Le seuil réglementaire à retenir est fixé pour la somme de 20 PFAS réglementés. Au-delà, l’eau est déclarée non conforme. À ce jour, plusieurs milliers de réseaux ont été analysés, couvrant une part significative du total national, avec des données allant jusqu’en avril 2026.
| Indicateur | Valeur |
|---|---|
| Seuil réglementaire (20 PFAS) | 0,1 µg/L |
| Réseaux analysés | 9263 |
| Taux moyen national | 0,022 µg/L |
| Réseaux dépassant la norme | 14 sur 9263 analysés (0,15 %) |
Points essentiels à retenir sur la carte :
- Les résultats s’affichent par UDI, pas par commune : une même ville peut regrouper plusieurs UDI avec des résultats différents.
- Les zones grisées indiquent l’absence de données publiées, non une absence de contamination.
- Les données couvrent les analyses réalisées depuis janvier 2025 jusqu’à fin avril 2026.
- Le HCSP recommande un seuil plus strict de 0,02 µg/L pour les 4 PFAS les plus préoccupants (PFOA, PFOS, PFNA, PFHxS).
Comment lire et utiliser la carte de pollution PFAS ?
Entrer le nom de votre commune dans la barre de recherche affiche les UDI qui desservent votre adresse. Chaque point de prélèvement indique la concentration mesurée, la date de l’analyse et la conformité par rapport au seuil de 0,1 µg/L. Un code couleur distingue les réseaux conformes des rares réseaux en dépassement, signalés en rouge.
La subtilité tient à la notion d’UDI. Un même territoire peut être alimenté par plusieurs UDI aux résultats hétérogènes, ce qui explique des différences de qualité entre deux voisins pourtant dans la même rue. À l’inverse, une seule UDI peut couvrir plusieurs communes.
- Recherchez votre commune dans la barre de recherche.
- Identifiez l’UDI qui alimente votre adresse.
- Vérifiez la date de la dernière analyse : une donnée ancienne de plusieurs mois mérite d’être interprétée avec prudence.
- Comparez le taux mesuré au seuil légal (0,1 µg/L) et au seuil HCSP (0,02 µg/L pour les 4 PFAS prioritaires).
- Si votre commune apparaît en gris, contactez directement votre ARS ou votre distributeur d’eau pour obtenir les résultats.
Conseil de pro : Consultez aussi la plateforme Dans Mon Eau, développée par Générations Futures et Data For Good, qui affiche les résultats pour les PFAS mais aussi les pesticides, nitrates et perchlorates, avec une mise à jour dès que de nouvelles analyses sont disponibles.
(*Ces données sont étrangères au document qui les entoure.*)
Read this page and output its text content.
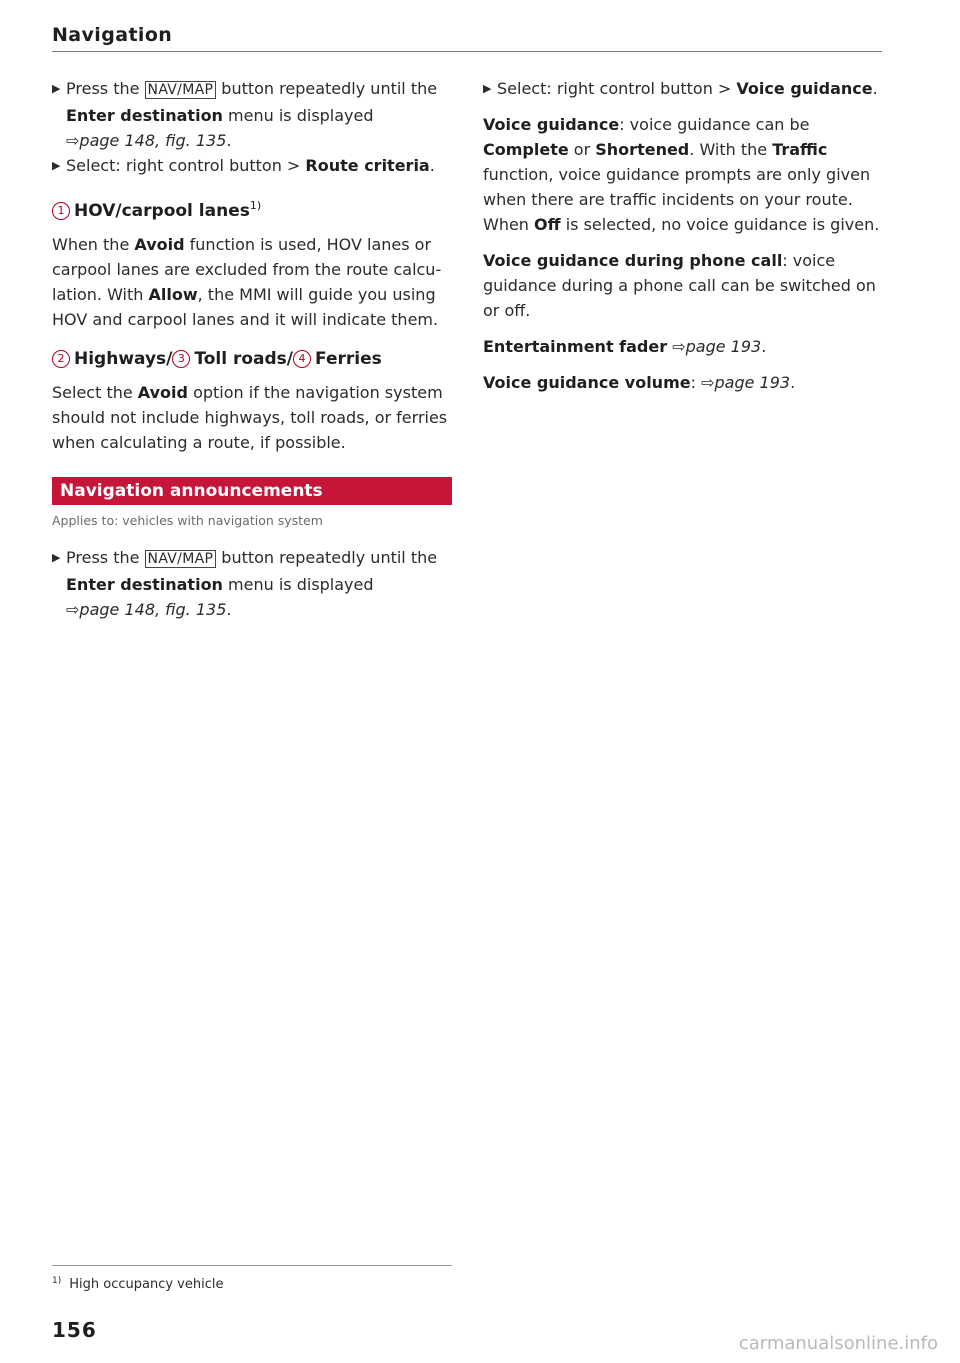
Navigation
▶ Press the NAV/MAP button repeatedly until the Enter destination menu is displayed
⇨page 148, fig. 135.
▶ Select: right control button > Route criteria.
1 HOV/carpool lanes$^{1)}$
When the Avoid function is used, HOV lanes or carpool lanes are excluded from the route calculation. With Allow, the MMI will guide you using HOV and carpool lanes and it will indicate them.
2 Highways/ 3 Toll roads/ 4 Ferries
Select the Avoid option if the navigation system should not include highways, toll roads, or ferries when calculating a route, if possible.
Navigation announcements
Applies to: vehicles with navigation system
▶ Press the NAV/MAP button repeatedly until the Enter destination menu is displayed
⇨page 148, fig. 135.
▶ Select: right control button > Voice guidance.
Voice guidance: voice guidance can be Complete or Shortened. With the Traffic function, voice guidance prompts are only given when there are traffic incidents on your route. When Off is selected, no voice guidance is given.
Voice guidance during phone call: voice guidance during a phone call can be switched on or off.
Entertainment fader ⇨page 193.
Voice guidance volume: ⇨page 193.
$^{1)}$ High occupancy vehicle
156
carmanualsonline.info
Quel cadre légal encadre la surveillance des PFAS en France ?

Depuis le 1er janvier 2026, la surveillance des 20 PFAS réglementés dans l’eau potable est obligatoire en France, avec une limite de qualité fixée à 0,1 µg/L. Cette obligation découle de la directive européenne sur l’eau potable de décembre 2020, transposée en droit français en décembre 2022. La loi du 27 février 2025 visant à protéger la population des risques liés aux PFAS a renforcé ce dispositif en imposant explicitement la publication d’une carte nationale des mesures.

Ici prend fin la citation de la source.